No pudo contenerse: tal y como hizo en el concierto de la CDMX, sacó una hoja del bolsillo trasero de su pantalón y leyó el poema “Why cannot the Good Prevail", escrito por él cuando Bush Jr. empezó su segundo mandato. Mientras lo leía, la bandera palestina difuminó la imagen de su rostro, replicado en la pantalla. Después, por supuesto, siguieron las críticas a Trump y su discurso de odio. La frase más celebrada: “TRUMP IS A PIG". Durante Another brick in the Wall, un grupo de niños subió al escenario con playeras negras que decían –en español- “Derriba el muro".

Las coristas de la banda fueron impresionantes.

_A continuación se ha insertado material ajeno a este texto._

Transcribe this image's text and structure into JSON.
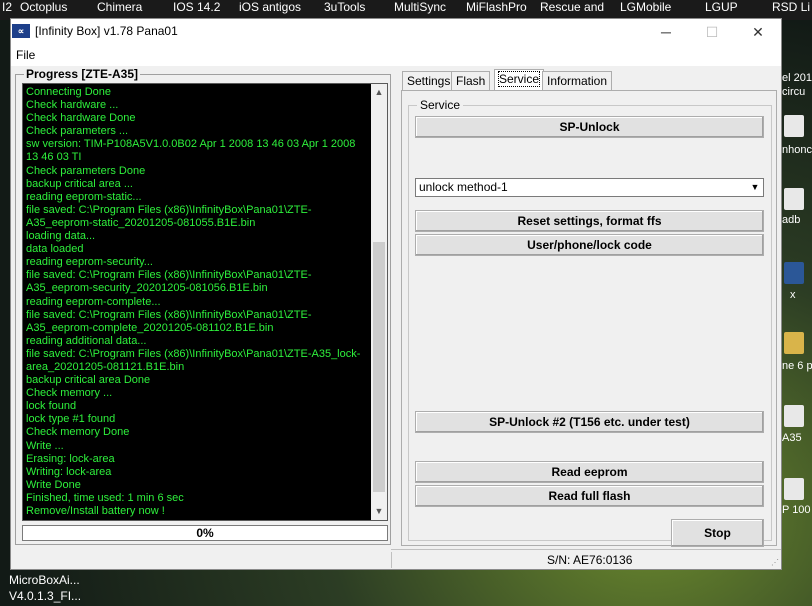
{
  "desktop": {
    "taskbar_items": [
      "I2",
      "Octoplus",
      "Chimera",
      "IOS 14.2",
      "iOS antigos",
      "3uTools",
      "MultiSync",
      "MiFlashPro",
      "Rescue and",
      "LGMobile",
      "LGUP",
      "RSD Li"
    ],
    "right_labels": [
      "el 201",
      "circu",
      "nhonc",
      "adb",
      "x",
      "ne 6 p",
      "A35",
      "P 100"
    ],
    "bottom_left_line1": "MicroBoxAi...",
    "bottom_left_line2": "V4.0.1.3_FI..."
  },
  "window": {
    "title": "[Infinity Box] v1.78 Pana01",
    "icon_text": "∝",
    "menu": {
      "file": "File"
    },
    "controls": {
      "minimize": "─",
      "maximize": "☐",
      "close": "✕"
    }
  },
  "progress": {
    "group_label": "Progress [ZTE-A35]",
    "percent_text": "0%",
    "percent_value": 0,
    "log_lines": [
      "Connecting Done",
      "Check hardware ...",
      "Check hardware Done",
      "Check parameters ...",
      "sw version: TIM-P108A5V1.0.0B02 Apr  1 2008 13 46 03 Apr  1 2008",
      "13 46 03 TI",
      "Check parameters Done",
      "backup critical area ...",
      "reading eeprom-static...",
      "file saved: C:\\Program Files (x86)\\InfinityBox\\Pana01\\ZTE-",
      "A35_eeprom-static_20201205-081055.B1E.bin",
      "loading data...",
      "data loaded",
      "reading eeprom-security...",
      "file saved: C:\\Program Files (x86)\\InfinityBox\\Pana01\\ZTE-",
      "A35_eeprom-security_20201205-081056.B1E.bin",
      "reading eeprom-complete...",
      "file saved: C:\\Program Files (x86)\\InfinityBox\\Pana01\\ZTE-",
      "A35_eeprom-complete_20201205-081102.B1E.bin",
      "reading additional data...",
      "file saved: C:\\Program Files (x86)\\InfinityBox\\Pana01\\ZTE-A35_lock-",
      "area_20201205-081121.B1E.bin",
      "backup critical area Done",
      "Check memory ...",
      "lock found",
      "lock type #1 found",
      "Check memory Done",
      "Write ...",
      "Erasing: lock-area",
      "Writing: lock-area",
      "Write Done",
      "Finished, time used: 1 min 6 sec",
      "Remove/Install battery now !"
    ]
  },
  "tabs": [
    "Settings",
    "Flash",
    "Service",
    "Information"
  ],
  "active_tab": "Service",
  "service": {
    "group_label": "Service",
    "sp_unlock": "SP-Unlock",
    "method_select": "unlock method-1",
    "reset_settings": "Reset settings, format ffs",
    "user_phone_lock": "User/phone/lock code",
    "sp_unlock_2": "SP-Unlock #2 (T156 etc. under test)",
    "read_eeprom": "Read eeprom",
    "read_full_flash": "Read full flash",
    "stop": "Stop"
  },
  "status": {
    "serial": "S/N: AE76:0136"
  },
  "colors": {
    "log_text": "#2ef03c",
    "log_bg": "#000000",
    "progress_fill": "#06b025"
  }
}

Le dieron un giro maravilloso a Mother, aunque fracasaron con The Great Gig in the Sky. La legendaria Pared permaneció en las pantallas, con sus chimeneas humeando sobre la multitud, y caricaturas de Trump resaltando sobre sus muros. El sonido cuadrafónico más espectacular sobre la tierra y sus alrededores, mantenía al auditorio girando sus cabezas, buscando las sirenas, los helicópteros, el avión, los perros ladrando, la voz murmurante. Fue un concierto sin precedentes que, a pesar de que aparentemente fue muy pesado para algunos, tuvo a los verdaderos fans de puntitas durante horas. Un cierre excelente para tres días excelentes, en el primer fin de semana del Desert Trip.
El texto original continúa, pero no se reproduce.